Since we only commit interactively (that is etckeeper autocommits are disabled), we don’t store passwords or use a passwordless SSH key on the system, which would be required if push without human intervention were required. Thils will mean you need enter the appropriate password on push.

Common configuration

  1. Set up a repo on your git server for receiving the etckeeper push (e.g. https://gitserver.example.com/example-com-etckeeper/systemname.git where example-com-etckeeper is an ‘organization’ which grants push access to youruserid on the systemname.git repository. The owner of example-com-etckeeper would ideally not be youruserid).

Case 1: Connection and authentication via HTTPS

If git server has a private (self-signed) CA certificate

  1. Put the CA certificate for the server in /etc/etckeeper/git-ssl/ca-private.your-server.example.com.pem

  2. Configure git to use the certificate for gitserver.example.com by executing:

    etckeeper vcs config http.https://gitserver.example.com/.sslCAInfo /etc/etckeeper/git-ssl/ca-private.your-server.example.com.pem # Adjust using your git server and system certificate name
    

For any git via HTTPS connection

If you have two factor authentication enabled on your git server, or are just following best practices, you may need or want to use a revokable ’token’ instead your main login password. Depending on the git system in use you may be able to limit the access granted to the token more precisely than with the main account password.

  1. Convenience option: Configure the username of the account to use when pushing by executing:

    etckeeper vcs config credential.https://gitserver.example.com youruserid # Adjust using your git server and git userid
    
  2. Add your git server as a ‘remote’ to the local etckeeper repo:

    etckeeper vcs remote add origin https://gitserver.example.com/example-com-etckeeper/systemname.git # Adjust using your git server and system name
    
  3. Push the repo so far to gitserver.example.com and make your ‘origin’ remote the default ‘upstream’ for the ‘main’ branch

     etckeeper vcs push --set-upstream origin main # If your primary branch is not 'main' use yours (e.g. 'master' is still common)
    

You will be prompted for the password for the account you configured in step 1. above (youruserid). Use the token instead of a password if you generated one, otherwise use your account password (if you account has two factor authentication enabled, using your account password will likely fail and you will need to generate a token; details depend on your git server).

If all is well you will see the usual git push messages on the terminal.

Case 2: Connection and authentication via SSH

  1. Make sure you have have the private key for the public key you have at gitserver.example.com (not a real server)

    Add your git server as a ‘remote’ to the local etckeeper repo:

    etckeeper vcs remote add origin ssh://git@gitserver.example.com/example-com-etckeeper/systemname.git # Adjust using your git server and system name
    
  2. Push the repo so far to gitserver.example.com and make your ‘origin’ remote the default ‘upstream’ for the ‘main’ branch

    etckeeper vcs push --set-upstream origin main # If your primary branch is not 'main' use yours (e.g. 'master' is still common)
    

    Unless you have an ssh-agent active and have previously connected to this server on this host, you will be prompted for the password for the SSH private key associated with the public key on gitserver.example.com.

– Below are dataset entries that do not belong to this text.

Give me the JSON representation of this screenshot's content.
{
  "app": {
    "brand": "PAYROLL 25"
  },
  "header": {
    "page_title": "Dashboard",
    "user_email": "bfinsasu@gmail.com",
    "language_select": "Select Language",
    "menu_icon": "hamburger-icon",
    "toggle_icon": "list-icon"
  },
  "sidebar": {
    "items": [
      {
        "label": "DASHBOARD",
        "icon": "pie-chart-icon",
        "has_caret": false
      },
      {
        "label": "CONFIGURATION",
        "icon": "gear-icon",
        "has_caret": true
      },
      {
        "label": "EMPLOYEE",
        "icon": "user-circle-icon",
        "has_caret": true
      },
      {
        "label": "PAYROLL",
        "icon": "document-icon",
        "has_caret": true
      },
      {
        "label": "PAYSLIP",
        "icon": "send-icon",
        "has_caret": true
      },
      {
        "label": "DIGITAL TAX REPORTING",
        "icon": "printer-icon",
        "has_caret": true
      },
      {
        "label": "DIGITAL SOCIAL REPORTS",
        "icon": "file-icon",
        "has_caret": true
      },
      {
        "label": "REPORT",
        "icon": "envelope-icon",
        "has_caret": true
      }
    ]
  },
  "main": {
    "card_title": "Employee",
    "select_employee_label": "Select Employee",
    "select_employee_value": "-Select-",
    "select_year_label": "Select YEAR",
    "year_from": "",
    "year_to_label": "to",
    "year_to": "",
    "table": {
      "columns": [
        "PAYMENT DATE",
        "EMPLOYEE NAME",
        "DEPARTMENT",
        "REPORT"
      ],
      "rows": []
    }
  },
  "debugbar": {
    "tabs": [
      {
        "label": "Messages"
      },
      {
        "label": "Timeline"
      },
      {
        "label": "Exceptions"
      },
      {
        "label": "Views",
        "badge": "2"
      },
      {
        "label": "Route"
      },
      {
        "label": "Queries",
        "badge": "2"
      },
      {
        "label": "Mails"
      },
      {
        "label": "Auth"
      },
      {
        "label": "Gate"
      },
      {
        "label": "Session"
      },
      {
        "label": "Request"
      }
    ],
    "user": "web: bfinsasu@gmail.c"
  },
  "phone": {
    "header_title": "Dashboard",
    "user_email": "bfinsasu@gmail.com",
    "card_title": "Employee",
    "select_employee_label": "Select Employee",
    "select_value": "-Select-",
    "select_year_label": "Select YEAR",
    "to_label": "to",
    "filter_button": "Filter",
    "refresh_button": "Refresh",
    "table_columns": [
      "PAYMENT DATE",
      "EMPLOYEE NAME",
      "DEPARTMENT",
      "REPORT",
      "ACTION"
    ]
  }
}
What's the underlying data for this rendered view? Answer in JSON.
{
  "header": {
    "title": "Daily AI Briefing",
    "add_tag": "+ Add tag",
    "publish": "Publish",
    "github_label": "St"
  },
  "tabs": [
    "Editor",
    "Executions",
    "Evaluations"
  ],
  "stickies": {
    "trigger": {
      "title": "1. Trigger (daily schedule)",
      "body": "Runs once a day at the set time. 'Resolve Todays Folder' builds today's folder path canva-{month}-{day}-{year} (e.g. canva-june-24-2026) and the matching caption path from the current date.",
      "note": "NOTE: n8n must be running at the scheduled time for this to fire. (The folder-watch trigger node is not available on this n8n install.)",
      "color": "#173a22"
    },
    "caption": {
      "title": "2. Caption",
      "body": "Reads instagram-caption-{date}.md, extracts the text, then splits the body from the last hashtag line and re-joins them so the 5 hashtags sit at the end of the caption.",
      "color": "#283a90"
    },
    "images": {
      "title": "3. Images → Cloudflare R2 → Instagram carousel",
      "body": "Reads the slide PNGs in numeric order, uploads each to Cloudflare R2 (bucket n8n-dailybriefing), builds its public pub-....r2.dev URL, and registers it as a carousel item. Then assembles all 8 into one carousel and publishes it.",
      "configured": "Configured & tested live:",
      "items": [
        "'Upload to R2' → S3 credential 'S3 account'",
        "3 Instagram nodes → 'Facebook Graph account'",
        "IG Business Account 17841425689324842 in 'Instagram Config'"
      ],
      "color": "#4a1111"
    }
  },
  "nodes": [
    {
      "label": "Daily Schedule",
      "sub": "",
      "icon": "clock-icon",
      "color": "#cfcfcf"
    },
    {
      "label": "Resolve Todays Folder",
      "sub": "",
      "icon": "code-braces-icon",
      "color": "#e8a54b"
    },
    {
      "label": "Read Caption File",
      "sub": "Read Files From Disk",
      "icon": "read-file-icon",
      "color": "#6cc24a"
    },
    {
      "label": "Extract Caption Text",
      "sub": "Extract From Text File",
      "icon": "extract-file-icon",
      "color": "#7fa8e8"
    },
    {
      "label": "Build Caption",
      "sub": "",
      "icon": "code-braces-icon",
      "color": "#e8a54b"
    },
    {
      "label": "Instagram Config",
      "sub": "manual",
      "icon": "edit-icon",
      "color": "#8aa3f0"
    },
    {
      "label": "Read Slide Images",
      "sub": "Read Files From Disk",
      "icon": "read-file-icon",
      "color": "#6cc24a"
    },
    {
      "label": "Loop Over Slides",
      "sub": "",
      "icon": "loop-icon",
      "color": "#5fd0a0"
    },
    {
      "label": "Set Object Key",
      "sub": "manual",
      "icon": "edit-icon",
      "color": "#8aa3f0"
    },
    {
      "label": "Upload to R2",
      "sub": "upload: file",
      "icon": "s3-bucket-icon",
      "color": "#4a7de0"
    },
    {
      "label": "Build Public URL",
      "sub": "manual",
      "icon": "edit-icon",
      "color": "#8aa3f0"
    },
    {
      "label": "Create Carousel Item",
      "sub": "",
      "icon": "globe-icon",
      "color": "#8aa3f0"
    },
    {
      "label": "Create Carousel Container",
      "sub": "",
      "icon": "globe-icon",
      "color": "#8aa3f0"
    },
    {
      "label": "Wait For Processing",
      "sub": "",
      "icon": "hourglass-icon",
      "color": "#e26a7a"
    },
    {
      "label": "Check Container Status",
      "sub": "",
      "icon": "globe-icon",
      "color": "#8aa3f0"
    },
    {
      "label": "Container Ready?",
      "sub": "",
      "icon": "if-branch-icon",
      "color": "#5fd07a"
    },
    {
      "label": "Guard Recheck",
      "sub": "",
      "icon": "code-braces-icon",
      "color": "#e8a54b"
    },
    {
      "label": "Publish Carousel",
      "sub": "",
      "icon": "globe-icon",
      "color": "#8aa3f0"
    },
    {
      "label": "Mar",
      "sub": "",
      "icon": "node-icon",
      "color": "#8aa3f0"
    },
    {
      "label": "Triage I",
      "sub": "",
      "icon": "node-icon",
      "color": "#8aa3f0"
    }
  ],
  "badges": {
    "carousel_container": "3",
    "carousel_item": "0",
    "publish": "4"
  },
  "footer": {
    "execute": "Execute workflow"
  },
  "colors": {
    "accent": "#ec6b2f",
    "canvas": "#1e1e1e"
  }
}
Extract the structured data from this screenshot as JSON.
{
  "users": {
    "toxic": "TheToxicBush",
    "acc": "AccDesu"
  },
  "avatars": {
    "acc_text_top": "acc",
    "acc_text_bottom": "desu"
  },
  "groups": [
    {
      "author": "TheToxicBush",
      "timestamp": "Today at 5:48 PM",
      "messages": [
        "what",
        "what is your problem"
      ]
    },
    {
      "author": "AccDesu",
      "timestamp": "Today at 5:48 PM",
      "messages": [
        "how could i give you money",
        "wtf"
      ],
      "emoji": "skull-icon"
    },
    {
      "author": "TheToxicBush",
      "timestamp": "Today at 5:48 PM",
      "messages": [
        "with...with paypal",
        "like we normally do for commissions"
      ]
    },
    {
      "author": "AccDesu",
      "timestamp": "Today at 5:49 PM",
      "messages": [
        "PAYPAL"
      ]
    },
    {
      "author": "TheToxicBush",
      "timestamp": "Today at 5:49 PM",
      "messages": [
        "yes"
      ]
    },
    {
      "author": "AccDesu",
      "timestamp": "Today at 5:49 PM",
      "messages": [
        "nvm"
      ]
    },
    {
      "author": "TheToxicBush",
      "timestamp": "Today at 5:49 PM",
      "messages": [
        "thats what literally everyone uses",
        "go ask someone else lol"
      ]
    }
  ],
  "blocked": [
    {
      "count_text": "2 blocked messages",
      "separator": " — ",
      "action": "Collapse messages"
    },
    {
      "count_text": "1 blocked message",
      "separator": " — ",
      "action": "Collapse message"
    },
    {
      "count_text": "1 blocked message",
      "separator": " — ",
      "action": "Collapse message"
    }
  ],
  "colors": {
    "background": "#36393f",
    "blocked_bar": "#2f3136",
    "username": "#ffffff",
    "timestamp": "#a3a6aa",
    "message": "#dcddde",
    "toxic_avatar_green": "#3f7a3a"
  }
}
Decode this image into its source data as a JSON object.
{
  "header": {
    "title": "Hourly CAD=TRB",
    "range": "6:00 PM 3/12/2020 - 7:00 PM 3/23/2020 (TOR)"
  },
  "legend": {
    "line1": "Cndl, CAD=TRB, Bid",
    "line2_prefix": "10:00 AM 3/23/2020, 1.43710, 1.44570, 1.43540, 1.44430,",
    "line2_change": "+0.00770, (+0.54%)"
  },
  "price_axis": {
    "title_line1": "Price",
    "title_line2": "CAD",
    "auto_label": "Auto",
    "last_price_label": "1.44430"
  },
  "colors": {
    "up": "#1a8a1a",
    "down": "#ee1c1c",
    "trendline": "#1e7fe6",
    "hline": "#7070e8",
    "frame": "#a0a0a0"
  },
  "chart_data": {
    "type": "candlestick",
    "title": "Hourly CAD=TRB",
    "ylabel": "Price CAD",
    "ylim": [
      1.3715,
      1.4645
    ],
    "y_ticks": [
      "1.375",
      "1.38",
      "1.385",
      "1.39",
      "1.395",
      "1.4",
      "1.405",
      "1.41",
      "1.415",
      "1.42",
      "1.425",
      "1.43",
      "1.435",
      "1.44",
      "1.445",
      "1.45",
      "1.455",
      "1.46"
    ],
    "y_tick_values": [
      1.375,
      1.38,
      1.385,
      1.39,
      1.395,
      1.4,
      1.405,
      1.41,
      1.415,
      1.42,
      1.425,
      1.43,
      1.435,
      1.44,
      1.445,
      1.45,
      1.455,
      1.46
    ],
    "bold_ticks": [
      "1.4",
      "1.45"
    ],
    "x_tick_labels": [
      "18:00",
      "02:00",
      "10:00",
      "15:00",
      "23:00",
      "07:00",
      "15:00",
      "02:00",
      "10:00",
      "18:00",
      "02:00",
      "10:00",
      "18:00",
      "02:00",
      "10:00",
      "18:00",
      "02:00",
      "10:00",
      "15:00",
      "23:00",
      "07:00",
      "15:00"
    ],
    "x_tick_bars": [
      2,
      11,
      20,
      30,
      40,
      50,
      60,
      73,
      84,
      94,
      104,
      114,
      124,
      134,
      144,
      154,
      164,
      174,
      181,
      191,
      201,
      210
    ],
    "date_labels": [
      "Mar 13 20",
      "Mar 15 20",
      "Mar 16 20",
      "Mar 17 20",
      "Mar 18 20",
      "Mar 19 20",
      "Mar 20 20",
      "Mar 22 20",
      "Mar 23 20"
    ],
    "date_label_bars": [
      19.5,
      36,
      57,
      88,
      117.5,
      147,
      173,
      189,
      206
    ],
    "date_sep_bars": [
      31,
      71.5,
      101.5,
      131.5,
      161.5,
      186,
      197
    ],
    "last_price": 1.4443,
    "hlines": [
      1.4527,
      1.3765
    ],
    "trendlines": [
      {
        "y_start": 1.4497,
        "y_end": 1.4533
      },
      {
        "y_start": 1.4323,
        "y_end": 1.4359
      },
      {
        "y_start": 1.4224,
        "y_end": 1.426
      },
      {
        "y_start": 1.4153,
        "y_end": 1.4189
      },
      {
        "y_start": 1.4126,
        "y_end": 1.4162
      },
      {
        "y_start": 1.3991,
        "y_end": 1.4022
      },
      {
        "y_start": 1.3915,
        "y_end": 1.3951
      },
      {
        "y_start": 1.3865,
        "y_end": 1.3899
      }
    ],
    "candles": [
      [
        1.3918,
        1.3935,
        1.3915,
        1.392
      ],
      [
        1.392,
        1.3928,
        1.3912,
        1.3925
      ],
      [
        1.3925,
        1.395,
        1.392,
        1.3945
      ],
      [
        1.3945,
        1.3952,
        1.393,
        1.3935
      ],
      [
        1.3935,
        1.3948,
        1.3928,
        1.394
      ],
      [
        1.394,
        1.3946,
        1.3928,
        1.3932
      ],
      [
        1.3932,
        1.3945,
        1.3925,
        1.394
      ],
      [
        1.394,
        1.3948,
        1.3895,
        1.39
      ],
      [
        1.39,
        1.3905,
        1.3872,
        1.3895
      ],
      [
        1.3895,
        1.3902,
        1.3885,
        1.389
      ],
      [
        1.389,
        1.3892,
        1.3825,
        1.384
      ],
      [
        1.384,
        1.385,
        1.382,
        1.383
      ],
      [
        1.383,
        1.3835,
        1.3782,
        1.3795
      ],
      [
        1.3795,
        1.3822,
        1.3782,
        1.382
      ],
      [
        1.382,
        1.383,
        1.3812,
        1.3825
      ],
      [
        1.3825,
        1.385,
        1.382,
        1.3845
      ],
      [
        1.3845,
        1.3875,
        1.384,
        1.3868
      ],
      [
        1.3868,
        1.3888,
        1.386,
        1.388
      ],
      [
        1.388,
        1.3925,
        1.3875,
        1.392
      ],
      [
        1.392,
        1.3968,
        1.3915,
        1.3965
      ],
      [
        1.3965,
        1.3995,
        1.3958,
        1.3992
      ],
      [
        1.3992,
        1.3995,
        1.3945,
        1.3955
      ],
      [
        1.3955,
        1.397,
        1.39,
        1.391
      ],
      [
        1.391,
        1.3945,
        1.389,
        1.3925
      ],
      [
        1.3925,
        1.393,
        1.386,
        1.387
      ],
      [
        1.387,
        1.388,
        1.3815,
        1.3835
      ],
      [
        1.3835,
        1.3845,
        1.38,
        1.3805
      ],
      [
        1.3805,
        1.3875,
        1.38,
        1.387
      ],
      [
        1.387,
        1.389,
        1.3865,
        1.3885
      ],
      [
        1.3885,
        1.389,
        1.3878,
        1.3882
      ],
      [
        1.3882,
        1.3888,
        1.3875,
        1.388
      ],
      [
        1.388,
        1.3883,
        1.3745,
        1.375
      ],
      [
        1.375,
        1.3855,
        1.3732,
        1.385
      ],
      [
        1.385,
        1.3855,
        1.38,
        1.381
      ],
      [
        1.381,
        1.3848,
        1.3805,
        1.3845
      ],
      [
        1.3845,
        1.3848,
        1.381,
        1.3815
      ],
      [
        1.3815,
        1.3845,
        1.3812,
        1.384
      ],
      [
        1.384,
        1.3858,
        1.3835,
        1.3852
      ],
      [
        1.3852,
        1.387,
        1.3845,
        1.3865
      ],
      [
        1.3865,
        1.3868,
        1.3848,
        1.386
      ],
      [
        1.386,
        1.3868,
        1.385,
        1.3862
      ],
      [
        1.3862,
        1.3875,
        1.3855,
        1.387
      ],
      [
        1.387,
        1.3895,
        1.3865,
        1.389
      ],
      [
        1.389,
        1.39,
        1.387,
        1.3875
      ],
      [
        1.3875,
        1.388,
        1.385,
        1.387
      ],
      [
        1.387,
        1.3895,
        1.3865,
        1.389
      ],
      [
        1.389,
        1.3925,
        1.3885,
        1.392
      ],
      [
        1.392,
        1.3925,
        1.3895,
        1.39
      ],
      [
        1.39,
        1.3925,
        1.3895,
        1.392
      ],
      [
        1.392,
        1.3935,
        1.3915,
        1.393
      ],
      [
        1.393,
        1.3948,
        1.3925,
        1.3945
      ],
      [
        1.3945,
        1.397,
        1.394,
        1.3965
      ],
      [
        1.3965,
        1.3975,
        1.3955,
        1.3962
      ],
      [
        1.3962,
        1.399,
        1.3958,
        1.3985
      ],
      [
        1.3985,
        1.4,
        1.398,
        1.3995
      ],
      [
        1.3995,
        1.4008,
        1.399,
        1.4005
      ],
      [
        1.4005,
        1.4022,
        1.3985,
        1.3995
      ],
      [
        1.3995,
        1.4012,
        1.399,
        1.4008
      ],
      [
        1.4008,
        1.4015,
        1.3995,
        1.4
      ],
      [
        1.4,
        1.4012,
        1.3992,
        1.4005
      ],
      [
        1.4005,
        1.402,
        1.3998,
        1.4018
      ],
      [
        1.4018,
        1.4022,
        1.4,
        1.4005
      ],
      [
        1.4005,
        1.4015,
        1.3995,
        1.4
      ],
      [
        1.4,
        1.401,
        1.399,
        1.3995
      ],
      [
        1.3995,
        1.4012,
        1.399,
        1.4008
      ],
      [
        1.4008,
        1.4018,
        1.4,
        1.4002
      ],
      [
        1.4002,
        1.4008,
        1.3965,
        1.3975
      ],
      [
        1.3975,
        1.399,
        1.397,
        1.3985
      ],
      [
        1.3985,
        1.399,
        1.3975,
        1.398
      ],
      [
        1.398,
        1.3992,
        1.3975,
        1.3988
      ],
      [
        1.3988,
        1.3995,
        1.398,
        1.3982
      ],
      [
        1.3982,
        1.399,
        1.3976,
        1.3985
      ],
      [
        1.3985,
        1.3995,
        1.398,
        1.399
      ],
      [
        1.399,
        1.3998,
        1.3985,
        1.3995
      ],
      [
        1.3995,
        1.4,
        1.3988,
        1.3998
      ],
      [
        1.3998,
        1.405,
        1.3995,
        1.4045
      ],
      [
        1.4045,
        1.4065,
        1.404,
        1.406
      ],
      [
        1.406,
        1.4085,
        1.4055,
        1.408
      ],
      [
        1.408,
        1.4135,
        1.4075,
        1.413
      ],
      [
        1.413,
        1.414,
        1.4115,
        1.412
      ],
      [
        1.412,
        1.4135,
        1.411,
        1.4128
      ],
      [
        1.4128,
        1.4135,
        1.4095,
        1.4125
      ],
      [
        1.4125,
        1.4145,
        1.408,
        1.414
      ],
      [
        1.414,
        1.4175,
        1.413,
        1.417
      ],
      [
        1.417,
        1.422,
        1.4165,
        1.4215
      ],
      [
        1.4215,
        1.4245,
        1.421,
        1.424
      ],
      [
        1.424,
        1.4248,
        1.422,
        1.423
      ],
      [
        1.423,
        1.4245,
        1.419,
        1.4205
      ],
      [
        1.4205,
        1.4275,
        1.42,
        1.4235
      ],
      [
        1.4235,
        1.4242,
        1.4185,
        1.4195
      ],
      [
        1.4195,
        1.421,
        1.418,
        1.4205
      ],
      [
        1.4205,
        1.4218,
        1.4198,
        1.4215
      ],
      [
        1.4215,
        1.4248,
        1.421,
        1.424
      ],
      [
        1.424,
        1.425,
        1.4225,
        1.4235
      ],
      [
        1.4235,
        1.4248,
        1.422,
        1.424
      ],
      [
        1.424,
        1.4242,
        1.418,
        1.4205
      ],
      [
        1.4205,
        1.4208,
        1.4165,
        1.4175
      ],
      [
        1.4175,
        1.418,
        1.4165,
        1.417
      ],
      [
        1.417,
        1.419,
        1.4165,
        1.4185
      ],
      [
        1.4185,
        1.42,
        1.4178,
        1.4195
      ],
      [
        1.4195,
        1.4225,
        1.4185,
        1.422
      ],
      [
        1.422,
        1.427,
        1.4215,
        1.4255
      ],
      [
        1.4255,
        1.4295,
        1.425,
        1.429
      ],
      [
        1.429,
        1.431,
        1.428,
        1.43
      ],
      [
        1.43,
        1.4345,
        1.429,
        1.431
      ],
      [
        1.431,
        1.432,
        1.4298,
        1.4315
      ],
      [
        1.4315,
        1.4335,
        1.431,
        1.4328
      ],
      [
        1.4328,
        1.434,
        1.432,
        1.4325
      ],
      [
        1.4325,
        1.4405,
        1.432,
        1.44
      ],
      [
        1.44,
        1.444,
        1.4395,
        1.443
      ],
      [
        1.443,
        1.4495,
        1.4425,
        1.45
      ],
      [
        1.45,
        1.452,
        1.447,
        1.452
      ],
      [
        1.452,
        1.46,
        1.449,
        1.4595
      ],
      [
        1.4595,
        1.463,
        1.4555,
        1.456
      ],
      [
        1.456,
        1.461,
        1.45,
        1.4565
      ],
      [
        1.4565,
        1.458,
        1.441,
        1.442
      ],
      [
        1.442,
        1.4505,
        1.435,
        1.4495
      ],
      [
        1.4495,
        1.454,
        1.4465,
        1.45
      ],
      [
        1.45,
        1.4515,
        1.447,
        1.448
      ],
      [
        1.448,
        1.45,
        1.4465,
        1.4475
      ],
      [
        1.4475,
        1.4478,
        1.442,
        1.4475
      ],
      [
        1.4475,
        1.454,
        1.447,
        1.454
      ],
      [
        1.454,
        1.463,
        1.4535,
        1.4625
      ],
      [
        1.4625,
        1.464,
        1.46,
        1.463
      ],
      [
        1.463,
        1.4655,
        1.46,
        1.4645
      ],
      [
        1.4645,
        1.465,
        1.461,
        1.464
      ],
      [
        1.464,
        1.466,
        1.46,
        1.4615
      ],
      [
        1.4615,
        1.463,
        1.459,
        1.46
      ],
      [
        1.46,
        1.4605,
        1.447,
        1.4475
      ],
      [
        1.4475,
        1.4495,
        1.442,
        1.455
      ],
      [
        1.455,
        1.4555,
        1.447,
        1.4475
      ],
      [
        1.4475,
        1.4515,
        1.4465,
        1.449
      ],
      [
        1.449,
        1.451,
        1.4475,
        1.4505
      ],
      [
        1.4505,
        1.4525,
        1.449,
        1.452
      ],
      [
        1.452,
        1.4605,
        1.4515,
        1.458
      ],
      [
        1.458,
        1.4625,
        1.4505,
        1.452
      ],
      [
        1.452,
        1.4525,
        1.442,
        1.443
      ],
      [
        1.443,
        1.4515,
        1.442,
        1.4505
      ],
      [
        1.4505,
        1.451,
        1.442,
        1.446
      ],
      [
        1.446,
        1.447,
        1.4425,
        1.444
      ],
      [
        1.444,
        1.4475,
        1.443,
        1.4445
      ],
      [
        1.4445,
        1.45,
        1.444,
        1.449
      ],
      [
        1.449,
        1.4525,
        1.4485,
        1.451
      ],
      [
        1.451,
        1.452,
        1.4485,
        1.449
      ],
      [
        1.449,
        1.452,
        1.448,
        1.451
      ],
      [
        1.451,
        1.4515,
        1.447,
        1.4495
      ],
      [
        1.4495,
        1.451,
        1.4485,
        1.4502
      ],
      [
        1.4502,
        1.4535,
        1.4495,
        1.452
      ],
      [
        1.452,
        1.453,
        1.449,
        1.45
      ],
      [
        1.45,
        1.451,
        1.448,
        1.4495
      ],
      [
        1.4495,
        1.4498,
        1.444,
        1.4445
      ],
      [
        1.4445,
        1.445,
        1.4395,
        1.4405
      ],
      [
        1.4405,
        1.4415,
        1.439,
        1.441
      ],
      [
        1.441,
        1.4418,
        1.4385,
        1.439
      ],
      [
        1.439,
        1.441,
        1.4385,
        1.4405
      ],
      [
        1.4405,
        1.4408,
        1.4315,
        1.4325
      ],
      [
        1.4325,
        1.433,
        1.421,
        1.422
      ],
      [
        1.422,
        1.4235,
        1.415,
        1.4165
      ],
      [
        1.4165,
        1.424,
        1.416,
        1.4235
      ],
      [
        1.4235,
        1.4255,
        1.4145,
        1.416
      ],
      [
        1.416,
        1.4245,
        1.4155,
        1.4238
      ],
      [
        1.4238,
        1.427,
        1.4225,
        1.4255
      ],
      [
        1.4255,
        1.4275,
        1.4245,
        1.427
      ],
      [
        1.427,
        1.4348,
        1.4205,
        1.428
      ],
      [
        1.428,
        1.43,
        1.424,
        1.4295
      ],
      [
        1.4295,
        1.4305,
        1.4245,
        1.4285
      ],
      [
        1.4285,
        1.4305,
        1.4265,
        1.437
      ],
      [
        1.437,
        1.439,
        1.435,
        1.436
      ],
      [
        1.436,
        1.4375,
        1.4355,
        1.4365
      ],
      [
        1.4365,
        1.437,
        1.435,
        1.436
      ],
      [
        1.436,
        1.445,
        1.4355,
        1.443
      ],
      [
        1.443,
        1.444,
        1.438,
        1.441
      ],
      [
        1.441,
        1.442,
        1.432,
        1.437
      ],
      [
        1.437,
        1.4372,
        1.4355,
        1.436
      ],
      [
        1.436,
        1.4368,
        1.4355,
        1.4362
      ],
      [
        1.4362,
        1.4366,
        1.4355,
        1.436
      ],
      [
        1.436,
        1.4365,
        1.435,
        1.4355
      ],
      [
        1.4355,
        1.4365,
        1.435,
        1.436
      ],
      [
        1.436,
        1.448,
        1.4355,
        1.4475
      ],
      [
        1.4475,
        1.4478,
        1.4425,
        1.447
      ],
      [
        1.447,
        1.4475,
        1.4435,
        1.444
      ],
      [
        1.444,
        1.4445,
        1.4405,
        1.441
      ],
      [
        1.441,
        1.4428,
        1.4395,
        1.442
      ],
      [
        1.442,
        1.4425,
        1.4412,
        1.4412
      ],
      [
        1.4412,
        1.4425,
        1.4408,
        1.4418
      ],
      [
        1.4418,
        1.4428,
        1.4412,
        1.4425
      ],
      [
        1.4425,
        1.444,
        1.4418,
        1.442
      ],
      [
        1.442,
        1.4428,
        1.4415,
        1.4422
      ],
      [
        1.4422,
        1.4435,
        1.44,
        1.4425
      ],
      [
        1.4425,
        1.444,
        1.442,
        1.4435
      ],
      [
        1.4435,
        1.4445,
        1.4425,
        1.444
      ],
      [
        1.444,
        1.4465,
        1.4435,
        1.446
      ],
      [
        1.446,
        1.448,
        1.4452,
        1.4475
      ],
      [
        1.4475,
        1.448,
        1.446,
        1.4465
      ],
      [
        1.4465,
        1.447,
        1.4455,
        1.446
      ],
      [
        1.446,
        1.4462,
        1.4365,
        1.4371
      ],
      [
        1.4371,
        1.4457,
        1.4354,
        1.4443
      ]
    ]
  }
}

If you enter it correctly, you should see the usual git push messages on the console.

Finalize common configuration

If you added a private (self-signed) CA certificate, above

Commit your certificate:

etckeeper commit "Add self-signed CA for gitserver.example.com"

In all cases

  1. Enable push on commit by editing /etc/etckeeper/etckeeper.conf to contain:

    PUSH_REMOTE="origin"
    
  2. Test by committing this change by executing:

    etckeeper commit "Enable push to gitserver (origin) on commit"
    

    You should be prompted for the necessary credentials, and if entered corectly you should see the usual git push messages on the console.